The story of Jesus’ temptation in the wilderness takes place immediately after his baptism. During my times as a parish pastor it became nearly an obsession with me to point this out to parents who brought their children to our church for baptism thinking that once they are baptized, everything is going to be easy. It is much the same with many who come to the Christians faith as adults. They think that once they come to faith in Christ all will be well. God tells us through this temptation story that quite the opposite is true. That is exactly when the Devil goes into attack mode. The Evil One strikes us sometimes at the very moment that we consider we are doing something very noble, and spiritual.
The New Revised Standard Version of Luke 4:13 ends this reading with the words: When the devil had finished every test, he departed from him until an opportune time.
An opportune time. I was captivated by those words upon hearing a recorded sermon by the late Peter Gomes, the Minister of the Memorial Church at Harvard University, nearly 20 years ago. It was Gomes’ sermon which first made me notice that even though Jesus got the better of the devil in that confrontation in the wilderness, the devil didn’t give up, but kept resurfacing. Jesus’ temptation did not end in the wilderness. It was just the beginning. He showed up again at Gethsemane when he “entered into Judas Iscariot [Luke 22:3].” The 2004 movie, The Passion of the Christ, illustrates this vividly.

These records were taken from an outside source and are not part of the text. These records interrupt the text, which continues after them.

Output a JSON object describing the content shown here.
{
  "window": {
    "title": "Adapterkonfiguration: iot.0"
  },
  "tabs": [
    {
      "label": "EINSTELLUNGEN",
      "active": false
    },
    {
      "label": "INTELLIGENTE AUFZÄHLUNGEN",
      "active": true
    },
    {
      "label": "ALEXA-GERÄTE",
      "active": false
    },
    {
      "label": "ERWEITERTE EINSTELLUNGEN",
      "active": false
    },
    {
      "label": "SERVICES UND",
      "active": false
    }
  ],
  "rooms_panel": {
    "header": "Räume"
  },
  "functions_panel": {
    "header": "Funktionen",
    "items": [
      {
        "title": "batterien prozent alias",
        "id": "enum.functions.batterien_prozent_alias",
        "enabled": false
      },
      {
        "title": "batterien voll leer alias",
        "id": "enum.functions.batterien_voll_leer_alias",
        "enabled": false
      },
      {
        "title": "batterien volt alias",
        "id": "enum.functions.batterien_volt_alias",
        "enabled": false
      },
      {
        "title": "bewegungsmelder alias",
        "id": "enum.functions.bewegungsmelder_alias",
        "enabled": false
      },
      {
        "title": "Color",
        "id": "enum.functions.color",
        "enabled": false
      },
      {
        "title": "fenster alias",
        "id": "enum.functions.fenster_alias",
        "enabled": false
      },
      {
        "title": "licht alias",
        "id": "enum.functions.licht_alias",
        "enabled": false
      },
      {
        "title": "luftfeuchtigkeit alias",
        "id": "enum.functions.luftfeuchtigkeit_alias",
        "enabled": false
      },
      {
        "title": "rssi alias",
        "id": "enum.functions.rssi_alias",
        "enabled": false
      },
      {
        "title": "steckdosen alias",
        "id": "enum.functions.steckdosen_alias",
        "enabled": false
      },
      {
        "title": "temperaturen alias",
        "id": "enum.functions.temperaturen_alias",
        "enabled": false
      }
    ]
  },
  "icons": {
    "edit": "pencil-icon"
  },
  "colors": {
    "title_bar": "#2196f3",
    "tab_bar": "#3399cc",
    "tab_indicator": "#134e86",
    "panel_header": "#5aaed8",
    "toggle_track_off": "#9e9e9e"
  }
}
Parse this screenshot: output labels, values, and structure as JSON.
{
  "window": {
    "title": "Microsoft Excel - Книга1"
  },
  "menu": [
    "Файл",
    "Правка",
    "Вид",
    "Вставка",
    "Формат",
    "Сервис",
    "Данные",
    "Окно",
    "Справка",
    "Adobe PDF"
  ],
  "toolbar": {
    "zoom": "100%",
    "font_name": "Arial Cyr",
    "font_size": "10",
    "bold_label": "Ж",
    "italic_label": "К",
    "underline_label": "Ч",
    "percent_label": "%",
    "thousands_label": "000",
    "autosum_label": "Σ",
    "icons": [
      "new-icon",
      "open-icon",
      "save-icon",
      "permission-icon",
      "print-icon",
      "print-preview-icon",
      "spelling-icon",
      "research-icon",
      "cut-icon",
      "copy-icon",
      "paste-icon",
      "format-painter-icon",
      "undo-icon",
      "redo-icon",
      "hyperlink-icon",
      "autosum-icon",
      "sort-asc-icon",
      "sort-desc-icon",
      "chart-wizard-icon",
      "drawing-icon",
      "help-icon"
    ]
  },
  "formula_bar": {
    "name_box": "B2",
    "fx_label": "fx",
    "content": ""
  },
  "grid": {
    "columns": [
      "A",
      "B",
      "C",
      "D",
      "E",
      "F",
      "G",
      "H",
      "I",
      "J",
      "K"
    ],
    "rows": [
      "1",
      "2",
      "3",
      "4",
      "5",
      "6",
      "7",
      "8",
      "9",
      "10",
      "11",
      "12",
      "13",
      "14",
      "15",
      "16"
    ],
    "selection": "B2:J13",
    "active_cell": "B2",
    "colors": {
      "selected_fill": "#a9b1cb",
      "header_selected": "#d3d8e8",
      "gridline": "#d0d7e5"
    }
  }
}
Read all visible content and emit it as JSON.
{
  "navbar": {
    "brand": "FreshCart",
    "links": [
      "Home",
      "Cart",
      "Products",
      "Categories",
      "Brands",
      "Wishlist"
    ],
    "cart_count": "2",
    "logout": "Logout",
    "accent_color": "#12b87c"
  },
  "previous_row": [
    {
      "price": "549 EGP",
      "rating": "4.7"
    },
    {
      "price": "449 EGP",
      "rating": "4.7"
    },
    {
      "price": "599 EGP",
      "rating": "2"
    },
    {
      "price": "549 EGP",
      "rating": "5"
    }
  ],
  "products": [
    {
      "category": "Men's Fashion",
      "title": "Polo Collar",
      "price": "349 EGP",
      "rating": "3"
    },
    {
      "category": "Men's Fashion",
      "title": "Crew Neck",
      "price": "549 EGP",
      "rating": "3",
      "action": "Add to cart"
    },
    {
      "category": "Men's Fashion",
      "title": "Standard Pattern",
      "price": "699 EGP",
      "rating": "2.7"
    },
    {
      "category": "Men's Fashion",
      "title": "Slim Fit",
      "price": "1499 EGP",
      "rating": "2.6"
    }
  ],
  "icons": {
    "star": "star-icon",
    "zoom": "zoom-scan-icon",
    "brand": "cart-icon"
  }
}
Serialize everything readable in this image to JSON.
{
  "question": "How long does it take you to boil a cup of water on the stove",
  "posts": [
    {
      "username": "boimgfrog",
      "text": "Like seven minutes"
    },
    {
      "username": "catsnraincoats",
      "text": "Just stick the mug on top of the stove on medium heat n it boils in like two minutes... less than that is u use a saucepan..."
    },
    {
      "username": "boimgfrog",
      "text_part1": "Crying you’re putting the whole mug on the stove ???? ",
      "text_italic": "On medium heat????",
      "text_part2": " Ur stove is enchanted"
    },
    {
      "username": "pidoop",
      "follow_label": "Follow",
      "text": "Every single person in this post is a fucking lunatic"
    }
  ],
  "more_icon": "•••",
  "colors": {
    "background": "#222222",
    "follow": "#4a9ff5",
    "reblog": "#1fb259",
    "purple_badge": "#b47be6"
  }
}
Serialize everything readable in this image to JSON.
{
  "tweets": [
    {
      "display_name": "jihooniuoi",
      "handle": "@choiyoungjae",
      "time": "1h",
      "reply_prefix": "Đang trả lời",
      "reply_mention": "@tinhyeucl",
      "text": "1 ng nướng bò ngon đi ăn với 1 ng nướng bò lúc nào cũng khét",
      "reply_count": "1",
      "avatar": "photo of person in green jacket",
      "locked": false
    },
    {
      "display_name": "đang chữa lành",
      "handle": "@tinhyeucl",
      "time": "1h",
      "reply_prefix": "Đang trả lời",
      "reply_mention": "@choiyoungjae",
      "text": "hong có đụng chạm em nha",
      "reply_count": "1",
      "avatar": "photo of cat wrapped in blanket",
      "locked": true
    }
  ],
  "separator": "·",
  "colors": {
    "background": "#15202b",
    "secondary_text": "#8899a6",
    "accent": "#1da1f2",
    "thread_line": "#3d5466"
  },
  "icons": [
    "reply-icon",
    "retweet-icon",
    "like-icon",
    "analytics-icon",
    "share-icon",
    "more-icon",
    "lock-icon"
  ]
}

Likewise, the devil continues to show up to confront us. Lent is a good time, an opportune time if you will, for that to be pointed out to us. Lent is, after all, about discipline and obedience. Jesus obeyed God and resisted Satan. Jesus’ encounter with the devil is an excellent model to guide us in our constant struggle with sin and evil.
In the shadow of that cross we make our way through these 40 days, recognizing who we are and what we are—sinners who stand in need of God’s grace and forgiveness and the forgiveness of our brothers and sisters.
Merciful God, as we begin our 40-day journey of Lent, help us to follow you into the wilderness. Encourage us daily to move from lives of self-centeredness to lives of service. Inspire us to fast, to deny our false luxury, to refuse the ways of self-indulgence, to avoid success at all cost. May your Spirit lead us, that we may follow you. Amen.